Happy Birthday, Lillian Watson!!


On June 3 of this year, Lillian Watson will celebrate her 90th birthday. One chapter of her full life thus far includes time spent as a long-haul trucker with northAmerican Van Lines, which thrills us to no end. Around here, we call Lillian the “Longhaul Trailblazer” and are in awe of her accomplishments at a time when women were definitely not a regular fixture in the trucking industry.

When Lillian Watson was born in 1928, the trucking industry was limited by a nearly non-existent interstate road system. Business started booming right along with the advent of highway construction, starting in the 1930s. Through the post-WW2 expansion in the 1940s and 1950s, the nation was linked together with thousands of miles of paved road, and commerce flowed more and more easily along these ribbons of highway. That’s where Lillian’s connection to the trucking world started.

In the mid 1960s, Lillian would join her husband, Charley E. Watson, on trucking runs for northAmerican. By 1970, the team at northAmerican was encouraging her to get her own CDL license and officially join the ranks. She was, if not the first, certainly among the first women to be a fully-licensed CDL driver at northAmerican and definitely one of a very small group in the industry as a whole.

That’s right. Women in trucking was still a rare thing in the 1970s. Way back in 1918, Luella Bates is credited with being the first woman trucker, driving for the Four Wheel Drive Auto Co. But today, things have changed. Today, while men still dominate the industry, you’ll nonetheless find cohorts like Women in Trucking signaling a growing female voice in the industry.

Lillian Watson remembers her days as a trucker fondly, and she’s a delight to visit with. Her grandson Ben will attest that she’s always quick with a story for family members and sure to be smiling as she’s telling it. Lillian has had an amazing life and has much to be proud of, but among those accomplishments she treasures is being one of the first women to haul for northAmerican. In fact, she remembers the first load she and Charley hauled together, when they were bound for Wisconsin. “We go to pick up our first load and it’s in the middle of the night. It doesn’t feel like we have anything in the truck, but it’s locked up. We drove to the destination and they opened the doors. Guess what? It was full, but most items were lightweight. We thought we were hauling feathers—pretty close!”

Lillian recalls an occasion in eastern Washington where she drove alone from Olympia to Tacoma and then onto Fife. At the last stop, things got complicated. “That was the hardest back up I ever did,” Lillian said. “It had an angle where you had to come across a railroad track and back up into the dock.”
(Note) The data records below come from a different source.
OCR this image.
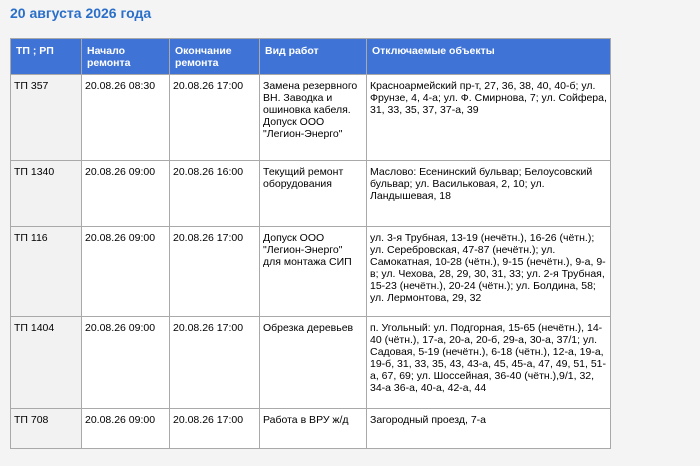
20 августа 2026 года
ТП ; РП	Начало ремонта	Окончание ремонта	Вид работ	Отключаемые объекты
ТП 357	20.08.26 08:30	20.08.26 17:00	Замена резервного ВН. Заводка и ошиновка кабеля. Допуск ООО "Легион-Энерго"	Красноармейский пр-т, 27, 36, 38, 40, 40-б; ул. Фрунзе, 4, 4-а; ул. Ф. Смирнова, 7; ул. Сойфера, 31, 33, 35, 37, 37-а, 39
ТП 1340	20.08.26 09:00	20.08.26 16:00	Текущий ремонт оборудования	Маслово: Есенинский бульвар; Белоусовский бульвар; ул. Васильковая, 2, 10; ул. Ландышевая, 18
ТП 116	20.08.26 09:00	20.08.26 17:00	Допуск ООО "Легион-Энерго" для монтажа СИП	ул. 3-я Трубная, 13-19 (нечётн.), 16-26 (чётн.); ул. Серебровская, 47-87 (нечётн.); ул. Самокатная, 10-28 (чётн.), 9-15 (нечётн.), 9-а, 9-в; ул. Чехова, 28, 29, 30, 31, 33; ул. 2-я Трубная, 15-23 (нечётн.), 20-24 (чётн.); ул. Болдина, 58; ул. Лермонтова, 29, 32
ТП 1404	20.08.26 09:00	20.08.26 17:00	Обрезка деревьев	п. Угольный: ул. Подгорная, 15-65 (нечётн.), 14-40 (чётн.), 17-а, 20-а, 20-б, 29-а, 30-а, 37/1; ул. Садовая, 5-19 (нечётн.), 6-18 (чётн.), 12-а, 19-а, 19-б, 31, 33, 35, 43, 43-а, 45, 45-а, 47, 49, 51, 51-а, 67, 69; ул. Шоссейная, 36-40 (чётн.),9/1, 32, 34-а 36-а, 40-а, 42-а, 44
ТП 708	20.08.26 09:00	20.08.26 17:00	Работа в ВРУ ж/д	Загородный проезд, 7-а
Fellow truckers will appreciate one of Lillian’s first times stopping at a weigh station. This was on a haul through Ohio. “The attendant said I should put my two drivers on the two small scales and bring my papers in, yet I only had one. I don’t have a tandem. Even though they are duals I just have one set,” said Lillian. “So, I split my one set of wheels half way on the front scale and half way on the back scale. He thought I was trying to be funny, but I was just trying to comply with what he wanted me to do.”

She and Charley drove for northAmerican from 1970 to 1973, traveling through and across some 47 states. They were based out of Fort Wayne, Indiana and lived in the Provo-Orem, Utah metropolitan area. They’ve pretty much been everywhere during the course of their lifetimes, and are definitely what you’d describe as an adventuresome pair. They loved being on the road together. Being a trucking couple meant they could indulge their shared love of exploration and history. Books and documentaries are one thing, but to be able to plan visits to places like Valley Forge and Gettysburg while they were on the road—that made history come alive for the couple.

Following her career with northAmerican, Lillian and Charley worked on a farm together in Fairfield, Montana, where she still resides today. Lillian is not one to make a fuss, and but for her grandson Ben, we might have missed out on this connection.

But Ben had different ideas. After hearing his grandmother’s stories of life and work on the open road, and knowing her birthday was coming up, grandson Ben Watson reached out to us and helped connect the dots, and bring us back together with Lillian once more. This way, we can celebrate together—both her birthday and her accomplishment as a Longhaul Trailblazer.

This Women’s History month, all of us at northAmerican pay our respects to Lillian and all the women like her that are making a mark in the commercial truck driving industry. We thank her for not only being a trailblazer, but for her service and her amazing spirit. “It’s our honor to have had Lillian Watson as part of the northAmerican truck driver team, and to have her share her stories of life on the road with not only her family, but with the world,” said VP and General Manager Andy Kroll.